Eating in San Francisco

I daren’t go into The Shops right now: I’m blowing all my funds on my Big Trip out West and there’s certainly no cash left over for feeding my book, shoe and cooking equipment habits. Usually this means I promptly console myself by buying lots of delicious food, trying to con myself that, as I am being so abstemious elsewhere and that food is a necessity, a leetle extra in the shopping basket from somewhere delicious won’t make much of a dent in my budget.

Oh look, there’s a pink pig flying across the sky.

Anyway, being on the road for the last week, broke as usual, & away from my usual gourmet food pushers, means I’ve been subsisting on chips/crisps, veggieburgers, emergency cookies (which I keep stashed under the passenger seat so I can only reach them if I am stopped in traffic, of which there is bugger all), bad Chinese and oranges. This has not made me enormously happy.

So I cannot express just how excited I was to see San Francisco glimmer in the distance on Friday afternoon, after a punishing five hour trip up from the bottom end of Big Sur. I wasn’t excited because I was dying for the loo, or because I thought my right knee might be permanently locked at 135˚ for having sat at a steady 65mph the whole way, but because I was heading for a city with restaurants that didn’t serve their entire menu encased in bread rolls.

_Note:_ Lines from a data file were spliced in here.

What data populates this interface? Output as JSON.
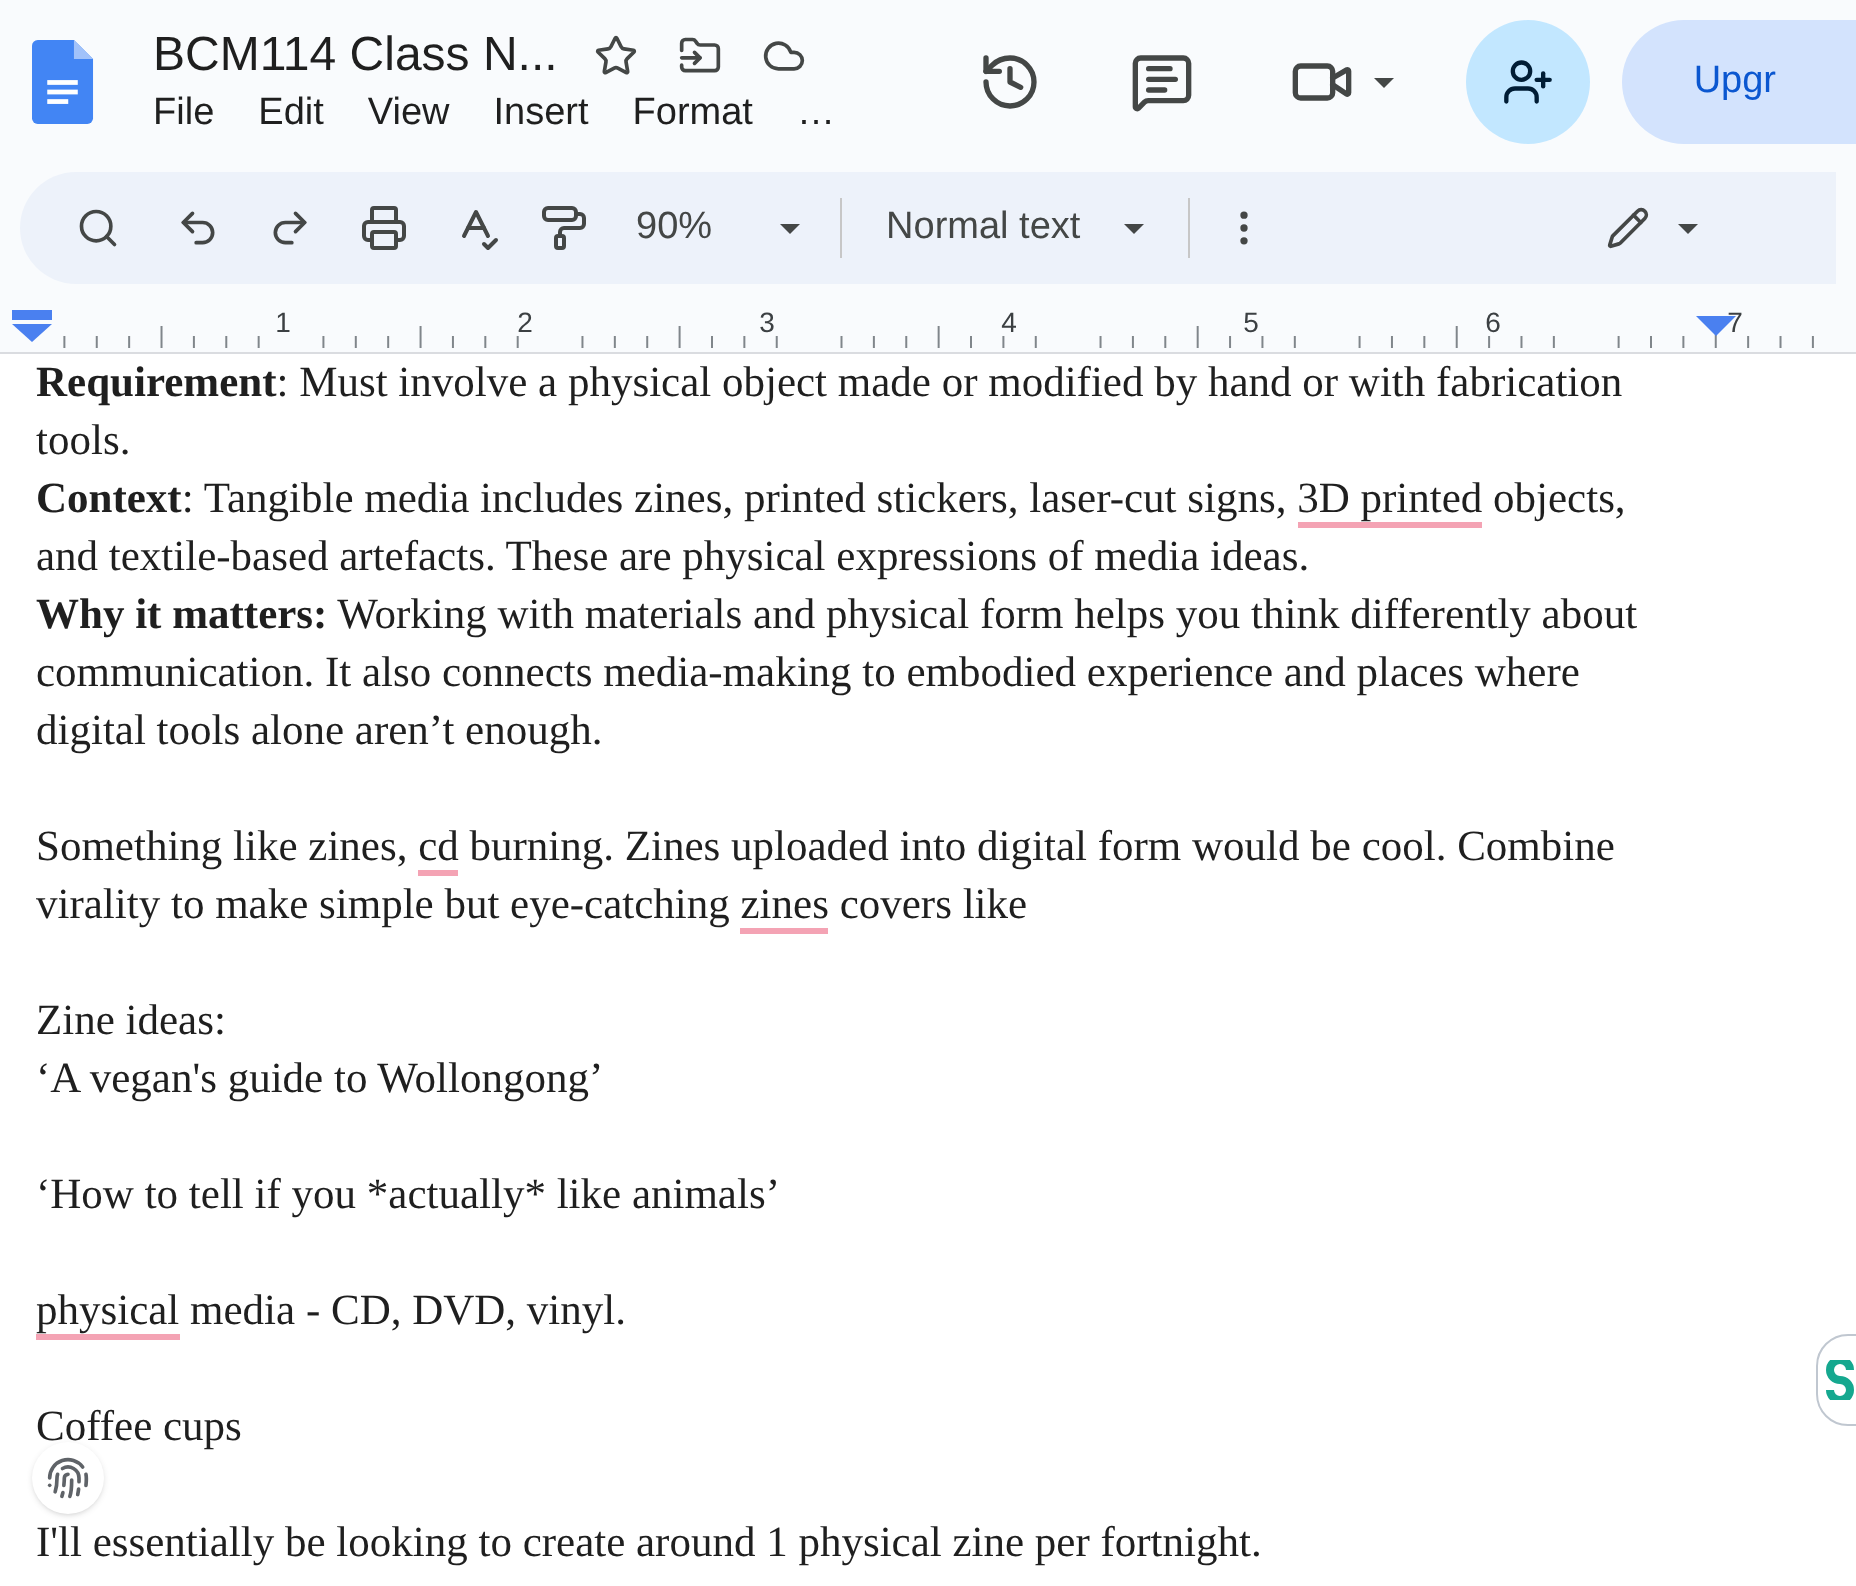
{
  "header": {
    "title": "BCM114 Class N...",
    "menu": [
      "File",
      "Edit",
      "View",
      "Insert",
      "Format",
      "…"
    ],
    "upgrade_button": "Upgr"
  },
  "toolbar": {
    "zoom": "90%",
    "style": "Normal text"
  },
  "ruler": {
    "numbers": [
      "1",
      "2",
      "3",
      "4",
      "5",
      "6",
      "7"
    ]
  },
  "document": {
    "blocks": [
      [
        [
          {
            "text": "Requirement",
            "bold": true,
            "flagged": false
          },
          {
            "text": ": Must involve a physical object made or modified by hand or with fabrication tools.",
            "bold": false,
            "flagged": false
          }
        ],
        [
          {
            "text": "Context",
            "bold": true,
            "flagged": false
          },
          {
            "text": ": Tangible media includes zines, printed stickers, laser-cut signs, ",
            "bold": false,
            "flagged": false
          },
          {
            "text": "3D printed",
            "bold": false,
            "flagged": true
          },
          {
            "text": " objects, and textile-based artefacts. These are physical expressions of media ideas.",
            "bold": false,
            "flagged": false
          }
        ],
        [
          {
            "text": "Why it matters:",
            "bold": true,
            "flagged": false
          },
          {
            "text": " Working with materials and physical form helps you think differently about communication. It also connects media-making to embodied experience and places where digital tools alone aren’t enough.",
            "bold": false,
            "flagged": false
          }
        ]
      ],
      [
        [
          {
            "text": "Something like zines, ",
            "bold": false,
            "flagged": false
          },
          {
            "text": "cd",
            "bold": false,
            "flagged": true
          },
          {
            "text": " burning. Zines uploaded into digital form would be cool. Combine virality to make simple but eye-catching ",
            "bold": false,
            "flagged": false
          },
          {
            "text": "zines",
            "bold": false,
            "flagged": true
          },
          {
            "text": " covers like",
            "bold": false,
            "flagged": false
          }
        ]
      ],
      [
        [
          {
            "text": "Zine ideas:",
            "bold": false,
            "flagged": false
          }
        ],
        [
          {
            "text": "‘A vegan's guide to Wollongong’",
            "bold": false,
            "flagged": false
          }
        ]
      ],
      [
        [
          {
            "text": "‘How to tell if you *actually* like animals’",
            "bold": false,
            "flagged": false
          }
        ]
      ],
      [
        [
          {
            "text": "physical",
            "bold": false,
            "flagged": true
          },
          {
            "text": " media - CD, DVD, vinyl.",
            "bold": false,
            "flagged": false
          }
        ]
      ],
      [
        [
          {
            "text": "Coffee cups",
            "bold": false,
            "flagged": false
          }
        ]
      ],
      [
        [
          {
            "text": "I'll essentially be looking to create around 1 physical zine per fortnight.",
            "bold": false,
            "flagged": false
          }
        ]
      ]
    ]
  }
}
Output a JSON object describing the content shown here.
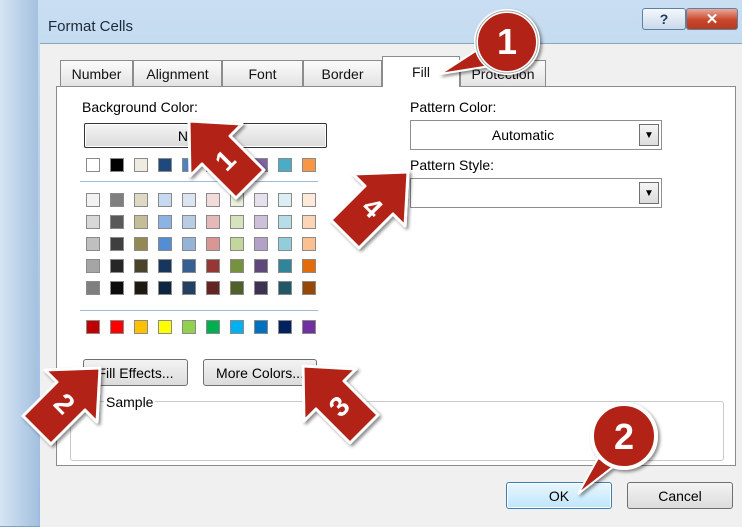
{
  "window": {
    "title": "Format Cells",
    "help_glyph": "?",
    "close_glyph": "✕"
  },
  "tabs": [
    {
      "label": "Number"
    },
    {
      "label": "Alignment"
    },
    {
      "label": "Font"
    },
    {
      "label": "Border"
    },
    {
      "label": "Fill"
    },
    {
      "label": "Protection"
    }
  ],
  "background": {
    "label": "Background Color:",
    "no_color_label": "No Color",
    "row_top": [
      "#ffffff",
      "#000000",
      "#eeece1",
      "#1f497d",
      "#4f81bd",
      "#c0504d",
      "#9bbb59",
      "#8064a2",
      "#4bacc6",
      "#f79646"
    ],
    "rows_shades": [
      [
        "#f2f2f2",
        "#7f7f7f",
        "#ddd9c3",
        "#c6d9f0",
        "#dbe5f1",
        "#f2dcdb",
        "#ebf1dd",
        "#e5e0ec",
        "#dbeef3",
        "#fdeada"
      ],
      [
        "#d8d8d8",
        "#595959",
        "#c4bd97",
        "#8db3e2",
        "#b8cce4",
        "#e5b9b7",
        "#d7e3bc",
        "#ccc1d9",
        "#b7dde8",
        "#fbd5b5"
      ],
      [
        "#bfbfbf",
        "#3f3f3f",
        "#938953",
        "#548dd4",
        "#95b3d7",
        "#d99694",
        "#c3d69b",
        "#b2a2c7",
        "#92cddc",
        "#fac08f"
      ],
      [
        "#a5a5a5",
        "#262626",
        "#494429",
        "#17365d",
        "#366092",
        "#953734",
        "#76923c",
        "#5f497a",
        "#31859b",
        "#e36c09"
      ],
      [
        "#7f7f7f",
        "#0c0c0c",
        "#1d1b10",
        "#0f243e",
        "#244061",
        "#632423",
        "#4f6128",
        "#3f3151",
        "#205867",
        "#974806"
      ]
    ],
    "row_standard": [
      "#c00000",
      "#ff0000",
      "#ffc000",
      "#ffff00",
      "#92d050",
      "#00b050",
      "#00b0f0",
      "#0070c0",
      "#002060",
      "#7030a0"
    ]
  },
  "buttons": {
    "fill_effects": "Fill Effects...",
    "more_colors": "More Colors...",
    "ok": "OK",
    "cancel": "Cancel"
  },
  "pattern": {
    "color_label": "Pattern Color:",
    "color_value": "Automatic",
    "style_label": "Pattern Style:",
    "style_value": ""
  },
  "sample": {
    "label": "Sample"
  },
  "callouts": [
    {
      "number": "1"
    },
    {
      "number": "1"
    },
    {
      "number": "2"
    },
    {
      "number": "2"
    },
    {
      "number": "3"
    },
    {
      "number": "4"
    }
  ],
  "colors": {
    "callout": "#b32317",
    "accent": "#3c7fb1"
  }
}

Yup, I spent the weekend with my head face down in the trough, feeding and being fed. I will glaze over the food at Supperclub on Friday night which was Not Good, (oh, but I must mention the fruit pudding which was served in a dog bowl, with latex gloves to scoop it up. This was not sexy/funny, merely contrived and irritating), and head straight to Saturday’s very deep fried spring Vietnamese spring rolls & hoi sin sauce in Sunset, which mopped up my alcohol abuse of the night before.

We closed the day with quintessential San Francisco sandwiches, eaten on the hoof, ( couldn’t help comparing to the London corner shop version which would have been sweaty cheese and pickle in a plastic triangle box),

followed a few hours later by pulling small dishes of deliciousness off the sushi conveyor belt at Sushi Boat Downtown.

Sunday morning won out with the best brunch I’ve eaten this year. Savor in Noe Valley dished up an enormous textbook omelette filled with veg chorizo, black bean chili, huge chunks of avocado and jack cheese, served with crispy, crunchy home fries and the freshest, softest sourdough, slathered in butter, which we ate outside on their patio in the unexpected 65F heat. I dream of food like that. Especially at $9.95 for the lot.